LAZE : J’ai découvert la musique électronique assez jeune, de manière assez solitaire. Quand je suis arrivée au lycée, j’ai pu vivre en live et partager la musique avec d’autres personnes. Aux alentours de Marseille, il y a beaucoup de free parties et j’ai donc commencé à sortir avec une communauté d’habitué·es et mes ami·x. Par la suite, à force d’écouter de plus en plus de musique, de faire des playlists pour mes potes et tous les moments qu’on passait ensemble, l’envie de mixer s’est imposée. La production est venue un peu plus tard, avec une envie d’en apprendre plus sur la musique, dont la composition m’avait toujours intriguée.
Tes morceaux sont souvent assez longs, autour de cinq minutes, ça semble témoigner de cet ancrage dans une vibe de rave, avec des dj sets où les lignes de basses se prolongent à l’infini d’un morceau à l’autre. Est-ce que ta pratique de mix a influencé ta production ?
J’ai déjà beaucoup réduit la longueur de mes morceaux ; le premier que j’ai sorti, c’était sur le label Matière et il faisait plus de 8 minutes ! Je pense que je ne suis vraiment pas dans cette quête de la basse infinie mais au contraire de marquer des temps différents et de séparer les multiples idées que je peux essayer d’intégrer en un seul morceau, et il me faut à peu près toujours ces cinq minutes pour arriver à dire tout ça !
Ton premier EP Lost Treasures trouve des inspirations dans les jeux vidéo et les univers numériques. Est-ce que c’est une façon pour toi d’échapper au réel ?
Cet EP, c’était un hommage à un jeu vidéo qui m’a particulièrement marquée et aidée dans ma jeunesse, et plus précisément pendant la période collège, qui s’appelait Aion. En effet, ce jeu a été super important pour moi puisqu’il a été une sorte de refuge, comme une seconde réalité. La liberté que je pouvais ressentir était vraiment libératrice et les paysages fantastiques ainsi que les musiques des jeux m’ont fait ressentir beaucoup d’émotions réparatrices. Le fait que ce soit souvent des MMORPG en ligne m’a montré une sociabilité nouvelle et virtuelle dans des espaces très spéciaux, et j’ai la chance d’avoir rencontré une communauté très bienveillante durant ces expériences. J’essaie beaucoup de lier ces émotions positives que j’ai pu ressentir dans les jeux dans ma musique et surtout dans mes compositions.
Les milieux de la techno sont souvent très masculins, même si ça change doucement. Comment t’y es-tu fait ta place toi ?
J’ai eu la chance d’être portée par un projet dont je faisais partie, Caisson Gauche Records.
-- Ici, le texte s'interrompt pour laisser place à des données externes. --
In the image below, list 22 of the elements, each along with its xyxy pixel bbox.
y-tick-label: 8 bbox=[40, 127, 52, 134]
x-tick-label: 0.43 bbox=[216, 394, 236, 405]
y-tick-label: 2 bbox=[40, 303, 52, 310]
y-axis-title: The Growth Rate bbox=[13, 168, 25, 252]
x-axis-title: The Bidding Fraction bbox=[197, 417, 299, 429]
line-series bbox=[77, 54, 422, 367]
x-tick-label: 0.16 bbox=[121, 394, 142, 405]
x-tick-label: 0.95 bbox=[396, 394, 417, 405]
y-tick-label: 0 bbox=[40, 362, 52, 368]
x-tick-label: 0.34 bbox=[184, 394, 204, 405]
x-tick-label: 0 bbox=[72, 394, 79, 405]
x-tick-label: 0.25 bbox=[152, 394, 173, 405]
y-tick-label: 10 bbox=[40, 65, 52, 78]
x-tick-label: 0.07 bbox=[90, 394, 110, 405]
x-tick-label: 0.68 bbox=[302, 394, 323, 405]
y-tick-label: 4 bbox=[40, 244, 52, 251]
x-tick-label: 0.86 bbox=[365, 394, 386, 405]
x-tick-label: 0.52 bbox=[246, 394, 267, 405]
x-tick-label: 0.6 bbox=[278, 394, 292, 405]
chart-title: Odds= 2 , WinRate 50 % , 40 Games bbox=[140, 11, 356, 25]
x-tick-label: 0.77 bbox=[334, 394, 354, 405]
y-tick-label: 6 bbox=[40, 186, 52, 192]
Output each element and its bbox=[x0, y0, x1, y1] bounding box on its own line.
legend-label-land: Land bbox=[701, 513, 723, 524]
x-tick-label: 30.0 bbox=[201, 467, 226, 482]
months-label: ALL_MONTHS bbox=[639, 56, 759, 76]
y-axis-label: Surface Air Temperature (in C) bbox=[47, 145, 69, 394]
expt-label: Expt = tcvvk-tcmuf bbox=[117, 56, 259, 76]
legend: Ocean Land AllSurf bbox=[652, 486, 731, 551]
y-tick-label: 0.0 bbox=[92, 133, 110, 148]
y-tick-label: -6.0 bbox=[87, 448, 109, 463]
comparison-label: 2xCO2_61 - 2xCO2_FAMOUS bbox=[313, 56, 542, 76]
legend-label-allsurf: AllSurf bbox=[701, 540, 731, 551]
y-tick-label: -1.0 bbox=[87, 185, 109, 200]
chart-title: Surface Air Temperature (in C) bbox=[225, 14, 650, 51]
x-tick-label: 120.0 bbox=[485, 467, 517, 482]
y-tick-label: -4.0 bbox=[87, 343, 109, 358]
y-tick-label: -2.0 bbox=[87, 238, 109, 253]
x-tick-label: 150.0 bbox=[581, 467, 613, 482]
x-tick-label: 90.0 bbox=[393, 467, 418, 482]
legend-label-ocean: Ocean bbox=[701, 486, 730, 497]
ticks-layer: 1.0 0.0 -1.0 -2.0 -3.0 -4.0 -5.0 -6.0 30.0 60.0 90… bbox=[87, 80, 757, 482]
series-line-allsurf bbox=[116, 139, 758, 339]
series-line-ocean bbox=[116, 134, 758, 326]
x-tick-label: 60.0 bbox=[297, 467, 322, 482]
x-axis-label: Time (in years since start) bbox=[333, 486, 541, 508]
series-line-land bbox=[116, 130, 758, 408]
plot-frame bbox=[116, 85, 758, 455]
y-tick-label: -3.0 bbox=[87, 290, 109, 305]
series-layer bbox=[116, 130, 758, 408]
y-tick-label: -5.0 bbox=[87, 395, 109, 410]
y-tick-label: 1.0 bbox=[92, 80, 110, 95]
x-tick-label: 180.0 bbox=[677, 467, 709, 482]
Malheureusement le milieu de la musique électronique est en effet encore très masculin, et Caisson Gauche, un collectif pourtant composé majoritairement d’hommes, m’a cependant beaucoup mise en avant et portée sur la scène marseillaise, dans laquelle ils étaient déjà très implantés. Grâce à ce partage d’expériences, j’ai eu accès à beaucoup d’opportunités, d’abord sur la scène locale et ensuite française, afin de représenter une autre facette du collectif, et j’en suis très fière.
Ce beau début d’histoire ne supprime évidemment pas les barrières que l’on rencontre dans ce milieu en tant que femme et les comportements sexistes de certains hommes de la scène. Mais j’ai espoir dans la force des collaborations, des initiatives envers les minorités, et dans une prise de conscience collective de la part des hommes qui dominent encore les milieux festifs.
Qui sont les autres dj, producteur·ices qui t’inspirent ?
Majoritairement des femmes, comme Anetha, Miss Jay, Ninajirachi, TDJ, Zorza, Caiva, TTristana, VTSS.
Marseille est en train de popper à plein d’égards, artistiquement et musicalement on s’y intéresse plus que jamais. Comment tu vois évoluer ces dynamiques ? Est-ce que ça a été une scène porteuse pour toi, pour débuter et te développer ?
Marseille, c’est la scène qui m’a vue grandir et j’y suis très attachée. J’aime tellement jouer ici ! Le push qu’il y a autour de ma ville en ce moment me donne espoir en l’installation d’une scène musicale et culturelle plus stable et plus pérenne. Après beaucoup d’années pour les artistes marseillais·es à être caché·es et inaccessibles, je sens qu’il est enfin temps d’y accorder un peu de lumière car souvent les Marseillais·es sont resté·es dans l’ombre de ce qu’il pouvait se passer dans la capitale. Le souci reste pour moi un grand manque d’infrastructures pour accueillir cette vague culturelle émergente, mais j’espère que cette émulsion fera bouger les choses !
C’est quoi la suite pour toi ?
Un EP en janvier sur le label de G.ear, Matière, avec qui je travaille beaucoup, et j’ai hâte de sortir ça ! Beaucoup de collaborations artistiques comme avec la graphiste Roxi Basa, avec qui on développe un univers visuel riche autour de l’EP.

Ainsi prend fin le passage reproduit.